150g medjool dates, stones removed and roughly chopped
1 tsp bicarbonate of soda
250ml hot water
60g soft dark brown sugar
60g butter, softened
2 eggs, beaten
150g self raising flour
For the toffee sauce:
300g soft dark brown sugar
200ml double cream
Ice cream, double cream, custard or creme fraiche
20cm oven proof dish
Preheat the oven to 180c
In a small bowl mix together the dates, bicarbonate of soda and the water and leave to soak for ten minutes (dates give the pudding an extra toffee taste, and the bicarbonate of soda helps to soften them).
In another bowl whisk the butter and sugar together using electric beaters until light and fluffy (this will ensure the sponge is light and fluffy). Add the eggs one by one, beating well between each addition. Add the flour and beat again, then the date mixture and give a final mix. Pour into a cake tin or ovenproof dish and bake for 35 minutes.
To make the sauce add the butter, sugar and cream to a thick bottomed pan over a medium heat (a thick bottomed pan is important so the heat is distributed evenly and the sugar doesn’t burn). Leave to melt together then simmer for 4-5 minutes.

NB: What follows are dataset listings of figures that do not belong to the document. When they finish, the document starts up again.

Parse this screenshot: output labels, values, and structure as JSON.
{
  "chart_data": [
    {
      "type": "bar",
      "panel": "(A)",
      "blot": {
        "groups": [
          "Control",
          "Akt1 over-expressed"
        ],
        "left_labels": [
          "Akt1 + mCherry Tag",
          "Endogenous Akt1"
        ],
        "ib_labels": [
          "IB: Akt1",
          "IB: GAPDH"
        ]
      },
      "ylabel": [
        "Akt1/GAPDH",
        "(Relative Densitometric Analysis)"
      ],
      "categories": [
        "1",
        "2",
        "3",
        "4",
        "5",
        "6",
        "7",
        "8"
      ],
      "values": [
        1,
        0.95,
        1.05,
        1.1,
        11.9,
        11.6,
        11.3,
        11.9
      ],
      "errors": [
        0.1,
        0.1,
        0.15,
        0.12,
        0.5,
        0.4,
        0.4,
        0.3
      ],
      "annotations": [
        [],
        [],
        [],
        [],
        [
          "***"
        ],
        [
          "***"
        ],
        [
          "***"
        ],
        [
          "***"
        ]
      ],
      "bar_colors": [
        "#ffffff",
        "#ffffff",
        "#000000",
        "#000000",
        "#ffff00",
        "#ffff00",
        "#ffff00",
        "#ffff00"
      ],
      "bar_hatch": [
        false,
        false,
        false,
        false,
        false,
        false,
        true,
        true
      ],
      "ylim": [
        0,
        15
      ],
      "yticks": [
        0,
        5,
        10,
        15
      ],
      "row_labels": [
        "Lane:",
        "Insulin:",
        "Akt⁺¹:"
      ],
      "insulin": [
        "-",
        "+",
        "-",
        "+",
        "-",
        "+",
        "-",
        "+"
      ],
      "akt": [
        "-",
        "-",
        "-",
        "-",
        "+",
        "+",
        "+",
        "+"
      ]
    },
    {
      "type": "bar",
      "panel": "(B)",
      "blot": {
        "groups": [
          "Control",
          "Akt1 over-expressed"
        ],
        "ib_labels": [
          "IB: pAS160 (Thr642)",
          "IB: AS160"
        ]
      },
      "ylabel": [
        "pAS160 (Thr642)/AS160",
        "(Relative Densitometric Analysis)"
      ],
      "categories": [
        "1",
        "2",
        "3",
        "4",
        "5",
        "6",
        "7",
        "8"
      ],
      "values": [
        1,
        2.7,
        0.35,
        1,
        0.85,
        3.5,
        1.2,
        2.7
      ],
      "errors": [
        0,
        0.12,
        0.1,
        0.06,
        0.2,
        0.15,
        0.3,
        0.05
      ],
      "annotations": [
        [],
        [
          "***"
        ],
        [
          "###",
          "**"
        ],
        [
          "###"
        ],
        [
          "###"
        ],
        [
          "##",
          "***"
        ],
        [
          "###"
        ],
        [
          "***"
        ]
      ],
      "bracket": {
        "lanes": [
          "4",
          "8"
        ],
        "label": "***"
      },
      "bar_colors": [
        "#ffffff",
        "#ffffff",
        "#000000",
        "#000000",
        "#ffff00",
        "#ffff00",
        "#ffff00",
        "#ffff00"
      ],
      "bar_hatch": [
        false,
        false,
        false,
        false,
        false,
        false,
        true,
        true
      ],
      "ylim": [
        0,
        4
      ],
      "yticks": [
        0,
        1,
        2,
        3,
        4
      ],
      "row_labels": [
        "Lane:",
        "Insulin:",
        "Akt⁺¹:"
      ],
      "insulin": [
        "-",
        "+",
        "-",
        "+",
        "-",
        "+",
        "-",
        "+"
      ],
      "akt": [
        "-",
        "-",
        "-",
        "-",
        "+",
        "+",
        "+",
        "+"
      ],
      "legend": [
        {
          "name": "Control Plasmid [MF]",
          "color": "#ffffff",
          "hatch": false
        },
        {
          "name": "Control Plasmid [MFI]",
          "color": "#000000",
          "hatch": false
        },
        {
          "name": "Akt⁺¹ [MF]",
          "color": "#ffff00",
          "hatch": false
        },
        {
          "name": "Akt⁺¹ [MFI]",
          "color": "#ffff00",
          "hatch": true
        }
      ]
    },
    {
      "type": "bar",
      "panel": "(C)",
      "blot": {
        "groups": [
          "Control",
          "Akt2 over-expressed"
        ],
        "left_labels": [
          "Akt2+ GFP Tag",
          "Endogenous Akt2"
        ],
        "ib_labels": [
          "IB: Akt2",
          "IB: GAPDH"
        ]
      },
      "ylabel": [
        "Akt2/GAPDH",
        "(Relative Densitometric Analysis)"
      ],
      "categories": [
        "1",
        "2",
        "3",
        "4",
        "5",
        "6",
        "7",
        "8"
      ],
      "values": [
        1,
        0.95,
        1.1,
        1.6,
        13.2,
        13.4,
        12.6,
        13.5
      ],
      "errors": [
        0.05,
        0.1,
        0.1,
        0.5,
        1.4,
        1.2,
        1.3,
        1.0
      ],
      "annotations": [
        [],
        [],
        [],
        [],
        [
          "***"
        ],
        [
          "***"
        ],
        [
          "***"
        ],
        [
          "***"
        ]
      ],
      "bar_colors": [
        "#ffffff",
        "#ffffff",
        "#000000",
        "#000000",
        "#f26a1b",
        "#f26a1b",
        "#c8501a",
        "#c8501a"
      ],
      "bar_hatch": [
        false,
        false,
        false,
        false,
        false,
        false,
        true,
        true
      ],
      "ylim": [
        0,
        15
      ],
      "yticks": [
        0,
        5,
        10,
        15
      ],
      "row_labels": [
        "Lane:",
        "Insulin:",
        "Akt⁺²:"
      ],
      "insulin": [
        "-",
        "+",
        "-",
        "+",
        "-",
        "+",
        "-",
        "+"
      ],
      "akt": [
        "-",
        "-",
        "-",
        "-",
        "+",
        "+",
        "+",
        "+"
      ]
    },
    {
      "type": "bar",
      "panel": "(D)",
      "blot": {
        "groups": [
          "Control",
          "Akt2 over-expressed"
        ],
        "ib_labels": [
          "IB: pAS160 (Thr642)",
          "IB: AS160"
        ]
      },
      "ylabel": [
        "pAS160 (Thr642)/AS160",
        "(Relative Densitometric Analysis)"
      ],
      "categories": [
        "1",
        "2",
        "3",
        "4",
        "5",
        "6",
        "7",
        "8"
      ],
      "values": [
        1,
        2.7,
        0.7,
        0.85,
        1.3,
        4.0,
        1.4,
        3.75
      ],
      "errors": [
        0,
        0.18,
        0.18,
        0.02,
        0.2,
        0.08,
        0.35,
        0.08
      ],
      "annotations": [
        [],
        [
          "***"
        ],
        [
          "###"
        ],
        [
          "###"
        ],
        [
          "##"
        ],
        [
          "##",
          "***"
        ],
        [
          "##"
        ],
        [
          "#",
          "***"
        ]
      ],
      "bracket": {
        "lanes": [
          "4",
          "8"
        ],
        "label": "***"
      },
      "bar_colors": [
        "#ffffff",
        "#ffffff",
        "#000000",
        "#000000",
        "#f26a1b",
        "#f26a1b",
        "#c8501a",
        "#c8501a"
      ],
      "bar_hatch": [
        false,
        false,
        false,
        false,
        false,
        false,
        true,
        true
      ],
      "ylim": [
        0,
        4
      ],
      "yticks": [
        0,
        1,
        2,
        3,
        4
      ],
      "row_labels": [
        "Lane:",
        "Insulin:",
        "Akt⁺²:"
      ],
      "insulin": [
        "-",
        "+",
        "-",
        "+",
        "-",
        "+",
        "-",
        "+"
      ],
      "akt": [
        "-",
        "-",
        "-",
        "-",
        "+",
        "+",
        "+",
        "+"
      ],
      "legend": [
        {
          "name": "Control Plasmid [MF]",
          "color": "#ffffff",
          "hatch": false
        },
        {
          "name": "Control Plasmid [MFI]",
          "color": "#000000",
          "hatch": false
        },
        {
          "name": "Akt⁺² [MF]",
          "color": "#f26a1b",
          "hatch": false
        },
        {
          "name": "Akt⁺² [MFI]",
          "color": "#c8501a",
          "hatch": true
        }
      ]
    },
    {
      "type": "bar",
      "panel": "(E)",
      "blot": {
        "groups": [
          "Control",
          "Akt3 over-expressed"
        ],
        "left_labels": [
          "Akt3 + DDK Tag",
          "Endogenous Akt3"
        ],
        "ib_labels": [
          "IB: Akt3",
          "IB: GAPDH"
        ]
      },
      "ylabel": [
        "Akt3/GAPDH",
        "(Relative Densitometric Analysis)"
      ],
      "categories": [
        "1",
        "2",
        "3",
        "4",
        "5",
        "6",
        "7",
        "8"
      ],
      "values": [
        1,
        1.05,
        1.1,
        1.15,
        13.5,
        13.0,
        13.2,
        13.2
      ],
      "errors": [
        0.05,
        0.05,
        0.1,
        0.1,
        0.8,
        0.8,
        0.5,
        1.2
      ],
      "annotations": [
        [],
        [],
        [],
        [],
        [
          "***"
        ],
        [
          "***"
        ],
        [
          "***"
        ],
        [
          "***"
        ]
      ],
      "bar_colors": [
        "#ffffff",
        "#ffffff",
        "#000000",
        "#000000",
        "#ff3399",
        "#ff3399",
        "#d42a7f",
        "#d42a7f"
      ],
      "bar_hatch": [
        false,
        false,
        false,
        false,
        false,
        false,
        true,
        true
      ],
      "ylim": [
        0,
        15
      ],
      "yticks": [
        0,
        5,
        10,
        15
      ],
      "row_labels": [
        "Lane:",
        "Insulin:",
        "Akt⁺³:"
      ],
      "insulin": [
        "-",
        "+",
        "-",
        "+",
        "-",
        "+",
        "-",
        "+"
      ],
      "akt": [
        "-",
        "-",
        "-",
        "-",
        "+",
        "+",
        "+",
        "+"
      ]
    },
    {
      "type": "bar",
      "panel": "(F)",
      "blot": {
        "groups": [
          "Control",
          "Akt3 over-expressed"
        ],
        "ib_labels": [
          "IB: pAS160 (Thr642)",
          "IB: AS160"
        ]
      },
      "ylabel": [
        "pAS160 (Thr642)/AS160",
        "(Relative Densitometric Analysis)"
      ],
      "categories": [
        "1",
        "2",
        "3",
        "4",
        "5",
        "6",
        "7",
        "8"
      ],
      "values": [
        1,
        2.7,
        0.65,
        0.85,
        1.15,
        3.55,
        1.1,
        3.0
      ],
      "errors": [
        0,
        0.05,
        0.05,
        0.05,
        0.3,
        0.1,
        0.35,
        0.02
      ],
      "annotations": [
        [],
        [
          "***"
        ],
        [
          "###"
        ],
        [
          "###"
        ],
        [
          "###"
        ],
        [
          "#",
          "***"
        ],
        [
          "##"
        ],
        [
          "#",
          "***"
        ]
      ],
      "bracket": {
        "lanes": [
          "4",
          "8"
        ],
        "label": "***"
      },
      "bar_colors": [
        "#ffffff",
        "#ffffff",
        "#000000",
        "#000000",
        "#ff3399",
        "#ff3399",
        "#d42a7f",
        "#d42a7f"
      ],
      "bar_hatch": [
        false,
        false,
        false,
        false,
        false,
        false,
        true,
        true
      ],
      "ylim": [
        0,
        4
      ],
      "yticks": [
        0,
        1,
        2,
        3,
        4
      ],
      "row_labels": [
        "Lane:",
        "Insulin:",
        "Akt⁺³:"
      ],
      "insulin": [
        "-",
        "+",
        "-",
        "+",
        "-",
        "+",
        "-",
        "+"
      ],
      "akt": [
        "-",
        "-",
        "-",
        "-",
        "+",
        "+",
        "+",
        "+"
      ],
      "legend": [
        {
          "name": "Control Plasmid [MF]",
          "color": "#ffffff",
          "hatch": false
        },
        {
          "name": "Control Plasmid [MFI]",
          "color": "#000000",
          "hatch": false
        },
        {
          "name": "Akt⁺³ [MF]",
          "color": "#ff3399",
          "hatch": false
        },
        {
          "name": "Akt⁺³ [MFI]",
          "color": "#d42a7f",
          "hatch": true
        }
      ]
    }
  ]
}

Remove the sponge from the oven and set aside for a couple of minutes. Use a skewer to poke lots of little holes all over the sponge before pouring over ½ of the sauce (this allows the sauce to sink into the sponge, making it extra sticky and moist). Set aside for another couple of minutes so as much sauce is absorbed as possible, then serve up with the extra sauce on the side.
Serve with ice cream, double cream, custard or creme fraiche.